La matrona acostumbraba a poner corte a las situaciones críticas con amagos de infartos, colapsos nerviosos, altibajos en su presión arterial e incluso dolencias que la llevaban a los quirófanos, como peritonitis, piedras en la vesícula, miomas y tumores que su “fortaleza espiritual” desarrollaba porque el status de “mujer enferma” implicaba no ser contrariada.

Su método pedagógico era parapetado por colegios religiosos, rosarios vespertinos y comuniones frecuentes. Los escarceos hormonales eran torturados por la amenaza de que “el fuego del infierno espera a las partes del cuerpo con las que más se hubiera pecado”. Por lo que el más inocente tributo a Onán iba acompañado de abrumadoras angustias.

Clota fue perdiendo su poder de manipular talentos y vocaciones en relación directa al temple o a la astucia que cada hijo desarrollaba para “gambetear” a la imponente progenitora.

Elizardo era, sustancialmente, un cero a la izquierda. Aunque más de una vez insinuó que los muchachos debían seguir la carrera militar, tuvo que aceptar que el mayor, Alfredo –para alegría de Clota–, optara por ocuparse de la administración de campos y estancias.

María Eligia –vivo calco de su madre– se casó con un teniente de Artillería y aportó los primeros nietos. Pero el marido tenía menos aguante que Elizardo y después de cuatro años devolvió el paquete, con dos niños y veinte kilos más.

Amarga como un primer mate y sin habilidad alguna se instaló en la casona familiar e inició su rutina de dormir hasta la hora del almuerzo, regañar a las sirvientas y mantener con su madre un diálogo en secuencia de chismes y reproches mutuos.

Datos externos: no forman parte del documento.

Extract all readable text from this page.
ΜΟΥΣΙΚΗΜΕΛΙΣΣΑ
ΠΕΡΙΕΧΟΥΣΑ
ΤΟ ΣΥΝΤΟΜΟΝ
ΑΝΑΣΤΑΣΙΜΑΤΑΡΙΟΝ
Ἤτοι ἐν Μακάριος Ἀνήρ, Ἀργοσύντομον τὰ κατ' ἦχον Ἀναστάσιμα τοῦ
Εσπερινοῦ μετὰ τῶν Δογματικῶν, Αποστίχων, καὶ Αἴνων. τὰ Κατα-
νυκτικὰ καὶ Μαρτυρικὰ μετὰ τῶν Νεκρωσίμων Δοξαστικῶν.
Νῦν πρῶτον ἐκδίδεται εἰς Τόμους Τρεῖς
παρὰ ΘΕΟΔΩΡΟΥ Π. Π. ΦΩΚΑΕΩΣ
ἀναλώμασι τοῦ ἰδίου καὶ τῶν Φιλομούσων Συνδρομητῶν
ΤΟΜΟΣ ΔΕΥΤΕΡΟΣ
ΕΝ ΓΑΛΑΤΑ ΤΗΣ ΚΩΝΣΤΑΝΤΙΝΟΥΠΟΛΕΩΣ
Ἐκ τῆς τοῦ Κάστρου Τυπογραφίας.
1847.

El General, que se había habituado a las mañas de su mujer, no pudo soportar tamaño anexo. Le financió un calafateo en una clínica donde la mataron de hambre y la sometieron a los prodigios de la cirugía estética. Y la equipó con departamento y boutique. Las Líneas Aéreas Paraguayas, siempre tan benéficas con “queridas, cuñadas y otras especies”, pusieron a su disposición un ticket mensual a Miami y otro a Sao Paulo, de equipaje ilimitado, para surtir la tienda.

Independizada y en condiciones de volver a calzarse un buen par de jeans, la muchacha estrenó nueva vida. No volvió a conseguir marido, pero tampoco se privó de necesarias alegrías.